Quincy Quarries Reservation is an amazing abandoned quarry site in Quincy, Massachusetts. This quarry once supplied rock for some of the most important projects in Boston’s history and today it is a popular tourist attraction with its graffiti-colored rocks.
History of the Quincy Quarries
Solomon Willard was a famous architect in Boston who was tasked with building the Bunker Hill Monument in Charlestown, Massachusetts. Willard was an expert carver and builder, but the monument was a big task to complete. He began researching potential areas that could supply the granite necessary to complete the structure. Eventually, Willard chose the Quincy location as the supply of stone for the Bunker Hill Monument. In 1825, the quarry was established.
After Williard selected the location for the quarry, a lot of work was done to harvest granite and move it to Boston. A charter for the construction of a railroad to assist in moving the granite was obtained on March 4, 1826, following numerous delays and obstructions. Gridley Bryant, a pioneer in the railroad industry, developed and constructed the “Granite Railway,” which went into operation on October 7, 1826. Three miles of iron-plated timber rails supported by horse-drawn wagons carried granite to a pier on the Neponset River. The granite then made its way via barge to Charlestown.

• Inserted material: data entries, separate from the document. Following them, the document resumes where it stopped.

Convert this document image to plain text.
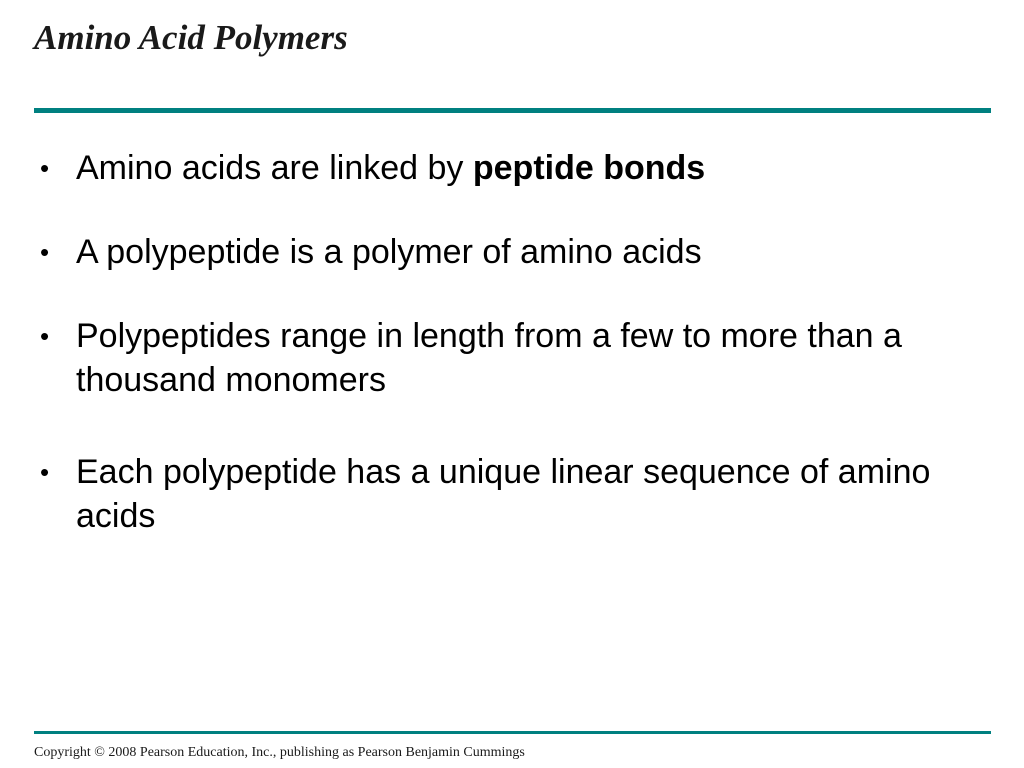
Amino Acid Polymers
• Amino acids are linked by peptide bonds
• A polypeptide is a polymer of amino acids
• Polypeptides range in length from a few to more than a thousand monomers
• Each polypeptide has a unique linear sequence of amino acids
Copyright © 2008 Pearson Education, Inc., publishing as Pearson Benjamin Cummings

As a result of the widespread fame of the granite from these quarries, stone cutting swiftly took over as Quincy’s main industry. Quincy eventually earned the title of “The Granite City”. There were 50 separate granite quarries located inside the city limits throughout the following 140 years.
In 1963, the final operating quarry was shut down. The open quarries became submerged in groundwater and rain after they were abandoned. The flooded quarries quickly gained popularity as a cliff-jumping location. Sadly, many people who dove into the quarries from enormous heights were hurt or died. The location also became popular among rock climbers and word spread quickly to those in the rock climbing community. Ultimately, all these actions forced the Quincy police and the city to consider what to do with this vacant area.
Old telephone poles and trees were installed in the 1980s to deter cliff jumping. They were situated to fence off the quarry, but sadly they were pushed into the water. These rapidly became flooded and sank two feet underwater, where the cliff jumpers above could not see them. The rate of accidents and fatalities soared. Divers were dispatched to seek for missing cliff jumpers and frequently unintentionally discovered other bodies.
The quarries were eventually drained. Yet again, a use for the quarries was found. The massive stone walls became a popular canvas for graffiti artists. Artists flock to the Quincy Quarries to tag every surface they could find.
Establishing The Reservation
In 1985, Boston’s Metropolitan District Commission (MDC) purchased 22 acres that encompassed the old quarry. They keep the quarries closed until a unique opportunity arose. Ironically, when the Big Dig occurred in Boston, the workers had trouble finding places to dispose of the dirt being removed. The MDC asked for the dirt to be dumped at the quarries to make them safer.
In the early 2000s, the quarries were opened to the public and were officially named the Quincy Quarries Reservation.
Quincy Quarries Today
The reservation offers hiking, rock climbing, and views of the Boston skyline, and it is connected to the Blue Hills Reservation’s trail network. There are paths leading up to the top of the different rock structures and some remains of the quarry operations can be seen. Graffiti artists are not allowed, but they do seem to continue to love tagging the rock walls. There is so much graffiti at this quarry that it is sometimes hard to even see the natural rock colors.
Ultimately, the Quincy Quarries are amazing for exploring and offer plenty of photo opportunities too!
- Year Established: 1825
- Year Abandoned: 1963
- Original Function: Quarry
Quincy Quarries Reservation Location
- Address: Ricciuti Drive
- Town: Quincy
- State: Massachusetts
- GPS: 42.244088, -71.034968
- Parking Notes: There is a dedicated parking area for visitors to the Quincy Quarries. The parking area can be found just off Ricciuti Drive. There are spaces for about 3 dozen cars. On nice summer weekends, the parking lot can get crowded.